Short Sale Process
With the recent steep decline in the housing market, many homeowners have found it necessary to become familiar with the short sale process. It’s a result of falling home prices, which have left many homeowners “underwater” or owing more on their mortgages than their property is worth. In real estate, a short sale is the sale of a property at a price lower than the amount of money the current owner owes on their property loan. Though neither the lender nor borrower gains anything from a short sale, it equates to less financial loss for the lender than foreclosure and provides a way out for the borrower. To really understand the short sale process, you must delve into the more detailed aspects of it.
Things you'll need:
- Contact information for financial institution
- Patience
- No matter who the lender is, the first step in the short sale process is communication. In private real estate, this is usually as simple as calling the financial institution that the homeowner got their mortgage. They’ll explain their short sale policies to the borrower and tell him whether there are any other options worth pursuing first. If none of these options are viable, the short sale documentation is sent to the borrower.
- In the second step, the borrower discloses financial information to the lender. This is typically the lengthiest part of the short sale process. The short sale documentation sent to the borrower is typically very long and very detailed. Once sent, it is carefully reviewed by a so-called “loss mitigation” team that works for the lender.
- If the documents prove that a short sale is the best way to prevent foreclosure, the lender will request a Broker Price Opinion. In essence, this is just an appraisal made by an official broker on the value of the property in question. Lenders use this appraisal to determine the likely market value of the property and calculate their potential losses on the short sale.
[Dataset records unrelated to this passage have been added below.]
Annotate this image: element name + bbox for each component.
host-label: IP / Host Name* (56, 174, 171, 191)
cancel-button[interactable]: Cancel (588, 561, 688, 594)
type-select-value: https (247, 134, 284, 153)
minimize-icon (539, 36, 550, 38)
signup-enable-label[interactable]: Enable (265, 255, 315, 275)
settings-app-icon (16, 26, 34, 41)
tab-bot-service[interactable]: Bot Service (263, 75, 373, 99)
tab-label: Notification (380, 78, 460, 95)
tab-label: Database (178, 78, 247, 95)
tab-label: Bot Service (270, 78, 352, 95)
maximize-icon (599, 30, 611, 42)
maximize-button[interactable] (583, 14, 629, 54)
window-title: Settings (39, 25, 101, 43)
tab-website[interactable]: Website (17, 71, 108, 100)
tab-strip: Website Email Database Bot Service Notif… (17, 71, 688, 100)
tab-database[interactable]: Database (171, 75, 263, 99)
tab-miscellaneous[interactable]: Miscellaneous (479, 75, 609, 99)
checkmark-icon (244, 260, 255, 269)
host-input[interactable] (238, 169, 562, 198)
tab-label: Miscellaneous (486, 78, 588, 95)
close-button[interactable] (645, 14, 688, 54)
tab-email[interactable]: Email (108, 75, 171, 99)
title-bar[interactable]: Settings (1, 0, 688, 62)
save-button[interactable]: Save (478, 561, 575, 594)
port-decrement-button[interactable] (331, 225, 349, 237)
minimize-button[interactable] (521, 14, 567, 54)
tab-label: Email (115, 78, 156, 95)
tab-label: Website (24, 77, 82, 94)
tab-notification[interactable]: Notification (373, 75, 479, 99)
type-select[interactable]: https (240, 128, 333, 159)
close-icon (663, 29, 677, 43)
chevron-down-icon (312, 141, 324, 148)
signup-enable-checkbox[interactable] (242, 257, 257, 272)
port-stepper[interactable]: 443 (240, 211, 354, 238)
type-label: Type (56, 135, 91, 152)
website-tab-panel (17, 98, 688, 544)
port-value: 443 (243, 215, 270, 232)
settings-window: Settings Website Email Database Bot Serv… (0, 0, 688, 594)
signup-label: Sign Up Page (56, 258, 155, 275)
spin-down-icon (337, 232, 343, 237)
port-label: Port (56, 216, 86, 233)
- In the final step of the short sale process, the lender informs the borrower whether their short sale request is accepted. Their acceptance is determined through a combination of the property’s appraised market value and the financial information provided by the borrower. In the event that both parties agree to short sell the property, the legal term for the agreement is “consent.” From here, the borrower is free to sell their property, with all proceeds from the sale going to the lender.
- In some cases, the lender may forgive the difference in amount between the sale and the rest of the mortgage. This is not true in every situation, however. So even though the short selling borrower is guaranteed to save their credit score from the detrimental effects of foreclosure, they are not necessarily off the hook for the rest of the loan.